Les startups au secours des villes et de leurs habitants

A la ville angoissante et monstrueuse d’antan (et trop souvent d’aujourd’hui), Julien Lévy, professeur à HEC, oppose une cité possible qui peut être « rationnelle, anonyme et inhumaine » ou, au contraire, « personnalisée et signifiante » quand l’espace devient « une source d’information et d’intelligence numérique ». Nous pouvons donc choisir et ne manquons pas d’outils pour ce faire.

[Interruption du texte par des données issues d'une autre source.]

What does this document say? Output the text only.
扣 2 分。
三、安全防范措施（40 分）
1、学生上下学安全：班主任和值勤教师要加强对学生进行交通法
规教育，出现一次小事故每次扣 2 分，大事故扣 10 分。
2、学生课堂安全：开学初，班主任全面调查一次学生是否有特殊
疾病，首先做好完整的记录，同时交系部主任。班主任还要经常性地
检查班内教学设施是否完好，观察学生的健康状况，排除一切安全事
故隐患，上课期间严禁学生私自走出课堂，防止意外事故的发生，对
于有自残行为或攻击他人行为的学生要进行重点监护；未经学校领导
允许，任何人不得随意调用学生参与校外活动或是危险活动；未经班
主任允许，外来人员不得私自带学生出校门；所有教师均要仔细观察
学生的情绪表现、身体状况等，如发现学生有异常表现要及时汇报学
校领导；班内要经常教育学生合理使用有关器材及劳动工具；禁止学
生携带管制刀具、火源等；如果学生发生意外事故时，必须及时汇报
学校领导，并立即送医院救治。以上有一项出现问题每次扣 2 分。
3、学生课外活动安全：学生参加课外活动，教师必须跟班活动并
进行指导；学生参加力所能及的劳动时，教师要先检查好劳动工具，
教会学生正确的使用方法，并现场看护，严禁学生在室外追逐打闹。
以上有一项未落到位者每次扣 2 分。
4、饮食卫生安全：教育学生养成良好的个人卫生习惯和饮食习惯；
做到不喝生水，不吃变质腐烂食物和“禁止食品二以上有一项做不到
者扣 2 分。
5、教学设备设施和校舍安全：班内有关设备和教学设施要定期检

Il en a montré quelques uns au cours de sa présentation des Tendances 2015 du Forum Netexplo qui s’est tenu, comme chaque année, dans les locaux de l’UNESCO à Paris, les 4 et 5 février. Des innovations trouvées partout dans le monde par le réseau de Netexplo (dont je fais partie). Une des plus impressionnantes est Kappo.bike (Chili) qui utilise les données des cyclistes pour mieux comprendre les villes en partant de l’idée qu’ils en sont les meilleurs explorateurs. NoAd-App.com (EUA) permet de transformer en œuvre d’art toute annonce publicitaire regardée dans le métro de New York au travers de la caméra d’un téléphone ou d’une tablette. Le drone de FlyNixie.com (États-Unis) se porte comme un bracelet qu’on libère pour qu’il nous aide à trouver le bon chemin ou pour filmer nos « exploits ». « Une extension de soi, même dans les airs ». Réalisée aux États-Unis, SickWeather.com protège les paranos du rhume. L’application suit ce qui s’échange sur les réseaux sociaux, géolocalise les messages et en tire des cartes des zones où on a le plus de chance de tomber malade. Sense Ebola Followup (Nigeria) permet au personnel sanitaire de rapporter les cas d’Ebola et les endroits où ils apparaissent. Aux autorités d’allouer les ressources en conséquence. C’est mieux. BlocParc.fr (France) met de l’intelligence dans le béton du mobilier urbain desquels les passants peuvent obtenir – en y collant leur téléphone – des informations locales et actualisés.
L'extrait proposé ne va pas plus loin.